The office, which has five full-time employees, has since helped hundreds of immigrants file their DACA paperwork. (They also offer green card assistance.) “They’re just like you and me,” Lawrence says of the immigrants in her community of Tyler, Texas. “They’re not trying to steal anything from anyone or take a job away, they’re just trying to live and let live.” She adds that many of the people she’s worked with are already contributing to the IRS, despite their status. “They have their individual taxpayer identification numbers and they’re paying their taxes, hoping that it will benefit them in the long run, even if they won’t see the benefits immediately.” Those who weren’t filing taxes, she says, refrained out of fear. “They were worried about that paper trail,” Lawrence says. “But I told them, the IRS doesn’t care about your status, they just want your money!”
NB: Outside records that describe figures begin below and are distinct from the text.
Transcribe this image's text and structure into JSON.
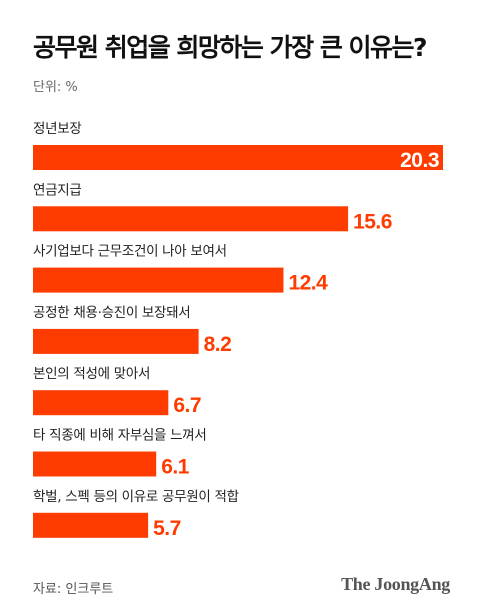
{
  "header": {
    "title": "공무원 취업을 희망하는 가장 큰 이유는?",
    "unit_label": "단위: %"
  },
  "footer": {
    "source": "자료: 인크루트",
    "brand": "The JoongAng"
  },
  "colors": {
    "bar": "#ff3c00",
    "value_inside": "#ffffff",
    "value_outside": "#ff3c00"
  },
  "chart_data": {
    "type": "bar",
    "orientation": "horizontal",
    "categories": [
      "정년보장",
      "연금지급",
      "사기업보다 근무조건이 나아 보여서",
      "공정한 채용·승진이 보장돼서",
      "본인의 적성에 맞아서",
      "타 직종에 비해 자부심을 느껴서",
      "학벌, 스펙 등의 이유로 공무원이 적합"
    ],
    "values": [
      20.3,
      15.6,
      12.4,
      8.2,
      6.7,
      6.1,
      5.7
    ],
    "value_labels": [
      "20.3",
      "15.6",
      "12.4",
      "8.2",
      "6.7",
      "6.1",
      "5.7"
    ],
    "unit": "%",
    "xlim": [
      0,
      20.3
    ],
    "grid": false,
    "legend": "none"
  }
}
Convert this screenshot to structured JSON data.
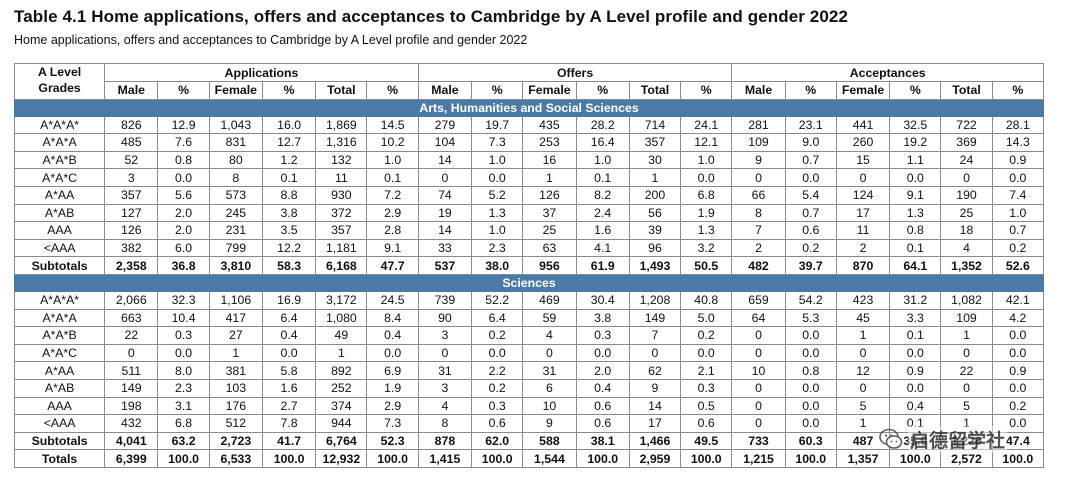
{
  "title": "Table 4.1 Home applications, offers and acceptances to Cambridge by A Level profile and gender 2022",
  "subtitle": "Home applications, offers and acceptances to Cambridge by A Level profile and gender 2022",
  "header": {
    "grade_label_line1": "A Level",
    "grade_label_line2": "Grades",
    "groups": [
      "Applications",
      "Offers",
      "Acceptances"
    ],
    "columns": [
      "Male",
      "%",
      "Female",
      "%",
      "Total",
      "%"
    ]
  },
  "sections": [
    {
      "name": "Arts, Humanities and Social Sciences",
      "rows": [
        {
          "grade": "A*A*A*",
          "values": [
            "826",
            "12.9",
            "1,043",
            "16.0",
            "1,869",
            "14.5",
            "279",
            "19.7",
            "435",
            "28.2",
            "714",
            "24.1",
            "281",
            "23.1",
            "441",
            "32.5",
            "722",
            "28.1"
          ]
        },
        {
          "grade": "A*A*A",
          "values": [
            "485",
            "7.6",
            "831",
            "12.7",
            "1,316",
            "10.2",
            "104",
            "7.3",
            "253",
            "16.4",
            "357",
            "12.1",
            "109",
            "9.0",
            "260",
            "19.2",
            "369",
            "14.3"
          ]
        },
        {
          "grade": "A*A*B",
          "values": [
            "52",
            "0.8",
            "80",
            "1.2",
            "132",
            "1.0",
            "14",
            "1.0",
            "16",
            "1.0",
            "30",
            "1.0",
            "9",
            "0.7",
            "15",
            "1.1",
            "24",
            "0.9"
          ]
        },
        {
          "grade": "A*A*C",
          "values": [
            "3",
            "0.0",
            "8",
            "0.1",
            "11",
            "0.1",
            "0",
            "0.0",
            "1",
            "0.1",
            "1",
            "0.0",
            "0",
            "0.0",
            "0",
            "0.0",
            "0",
            "0.0"
          ]
        },
        {
          "grade": "A*AA",
          "values": [
            "357",
            "5.6",
            "573",
            "8.8",
            "930",
            "7.2",
            "74",
            "5.2",
            "126",
            "8.2",
            "200",
            "6.8",
            "66",
            "5.4",
            "124",
            "9.1",
            "190",
            "7.4"
          ]
        },
        {
          "grade": "A*AB",
          "values": [
            "127",
            "2.0",
            "245",
            "3.8",
            "372",
            "2.9",
            "19",
            "1.3",
            "37",
            "2.4",
            "56",
            "1.9",
            "8",
            "0.7",
            "17",
            "1.3",
            "25",
            "1.0"
          ]
        },
        {
          "grade": "AAA",
          "values": [
            "126",
            "2.0",
            "231",
            "3.5",
            "357",
            "2.8",
            "14",
            "1.0",
            "25",
            "1.6",
            "39",
            "1.3",
            "7",
            "0.6",
            "11",
            "0.8",
            "18",
            "0.7"
          ]
        },
        {
          "grade": "<AAA",
          "values": [
            "382",
            "6.0",
            "799",
            "12.2",
            "1,181",
            "9.1",
            "33",
            "2.3",
            "63",
            "4.1",
            "96",
            "3.2",
            "2",
            "0.2",
            "2",
            "0.1",
            "4",
            "0.2"
          ]
        }
      ],
      "subtotal": {
        "label": "Subtotals",
        "values": [
          "2,358",
          "36.8",
          "3,810",
          "58.3",
          "6,168",
          "47.7",
          "537",
          "38.0",
          "956",
          "61.9",
          "1,493",
          "50.5",
          "482",
          "39.7",
          "870",
          "64.1",
          "1,352",
          "52.6"
        ]
      }
    },
    {
      "name": "Sciences",
      "rows": [
        {
          "grade": "A*A*A*",
          "values": [
            "2,066",
            "32.3",
            "1,106",
            "16.9",
            "3,172",
            "24.5",
            "739",
            "52.2",
            "469",
            "30.4",
            "1,208",
            "40.8",
            "659",
            "54.2",
            "423",
            "31.2",
            "1,082",
            "42.1"
          ]
        },
        {
          "grade": "A*A*A",
          "values": [
            "663",
            "10.4",
            "417",
            "6.4",
            "1,080",
            "8.4",
            "90",
            "6.4",
            "59",
            "3.8",
            "149",
            "5.0",
            "64",
            "5.3",
            "45",
            "3.3",
            "109",
            "4.2"
          ]
        },
        {
          "grade": "A*A*B",
          "values": [
            "22",
            "0.3",
            "27",
            "0.4",
            "49",
            "0.4",
            "3",
            "0.2",
            "4",
            "0.3",
            "7",
            "0.2",
            "0",
            "0.0",
            "1",
            "0.1",
            "1",
            "0.0"
          ]
        },
        {
          "grade": "A*A*C",
          "values": [
            "0",
            "0.0",
            "1",
            "0.0",
            "1",
            "0.0",
            "0",
            "0.0",
            "0",
            "0.0",
            "0",
            "0.0",
            "0",
            "0.0",
            "0",
            "0.0",
            "0",
            "0.0"
          ]
        },
        {
          "grade": "A*AA",
          "values": [
            "511",
            "8.0",
            "381",
            "5.8",
            "892",
            "6.9",
            "31",
            "2.2",
            "31",
            "2.0",
            "62",
            "2.1",
            "10",
            "0.8",
            "12",
            "0.9",
            "22",
            "0.9"
          ]
        },
        {
          "grade": "A*AB",
          "values": [
            "149",
            "2.3",
            "103",
            "1.6",
            "252",
            "1.9",
            "3",
            "0.2",
            "6",
            "0.4",
            "9",
            "0.3",
            "0",
            "0.0",
            "0",
            "0.0",
            "0",
            "0.0"
          ]
        },
        {
          "grade": "AAA",
          "values": [
            "198",
            "3.1",
            "176",
            "2.7",
            "374",
            "2.9",
            "4",
            "0.3",
            "10",
            "0.6",
            "14",
            "0.5",
            "0",
            "0.0",
            "5",
            "0.4",
            "5",
            "0.2"
          ]
        },
        {
          "grade": "<AAA",
          "values": [
            "432",
            "6.8",
            "512",
            "7.8",
            "944",
            "7.3",
            "8",
            "0.6",
            "9",
            "0.6",
            "17",
            "0.6",
            "0",
            "0.0",
            "1",
            "0.1",
            "1",
            "0.0"
          ]
        }
      ],
      "subtotal": {
        "label": "Subtotals",
        "values": [
          "4,041",
          "63.2",
          "2,723",
          "41.7",
          "6,764",
          "52.3",
          "878",
          "62.0",
          "588",
          "38.1",
          "1,466",
          "49.5",
          "733",
          "60.3",
          "487",
          "35.9",
          "1,220",
          "47.4"
        ]
      }
    }
  ],
  "totals": {
    "label": "Totals",
    "values": [
      "6,399",
      "100.0",
      "6,533",
      "100.0",
      "12,932",
      "100.0",
      "1,415",
      "100.0",
      "1,544",
      "100.0",
      "2,959",
      "100.0",
      "1,215",
      "100.0",
      "1,357",
      "100.0",
      "2,572",
      "100.0"
    ]
  },
  "watermark": {
    "text": "启德留学社",
    "icon": "wechat-icon"
  },
  "colors": {
    "section_band": "#4a7ba6",
    "border": "#8a8a8a"
  }
}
The people who are here should not be penalized for the failure of America’s immigration system.
From top to bottom, Lawrence believes the immigration system is broken. She believes that we, as a society, must operate within the law, but the laws as they currently exist are not working in anyone’s favor. Her son-in-law is a border patrol guard in west Texas, and the two have talked about the hardships undocumented immigrants endure, from the minute they attempt to cross the border to years later, when they’re contributing members of a community but are still unable to step out of the shadows. “The people who are here should not be penalized for the failure of America’s immigration system,” Lawrence says. “Assuming they have not committed a major crime, let them stay. There’s value to the whole economy for letting them stay legally with a pathway to citizenship—or not! A lot of them don’t want to be citizens. They just want to make enough money to send it home to their families. And what’s the harm in that? I don’t see it.”
Many immigrants in the area work in local restaurants or are agricultural workers – Tyler considers itself the rose-growing capital of the United States – and are performing work that American residents have not pursued for years. “It’s hard labor, physical labor, and the pay is still fairly low,” Lawrence says, adding that in addition to immigration reform, she’d like to see legislation to better protect foreign workers from unfair treatment. “Those jobs require young, physically able people, and young Americans have big eyes and big wants, and they don’t think they can get the things they want working on a farm or a sweet potato field. American people would have to be really desperate to do that kind of labor. People refuse to see [these laborers] as individuals, and think immigrants threaten their livelihood. But that’s simply not the case.”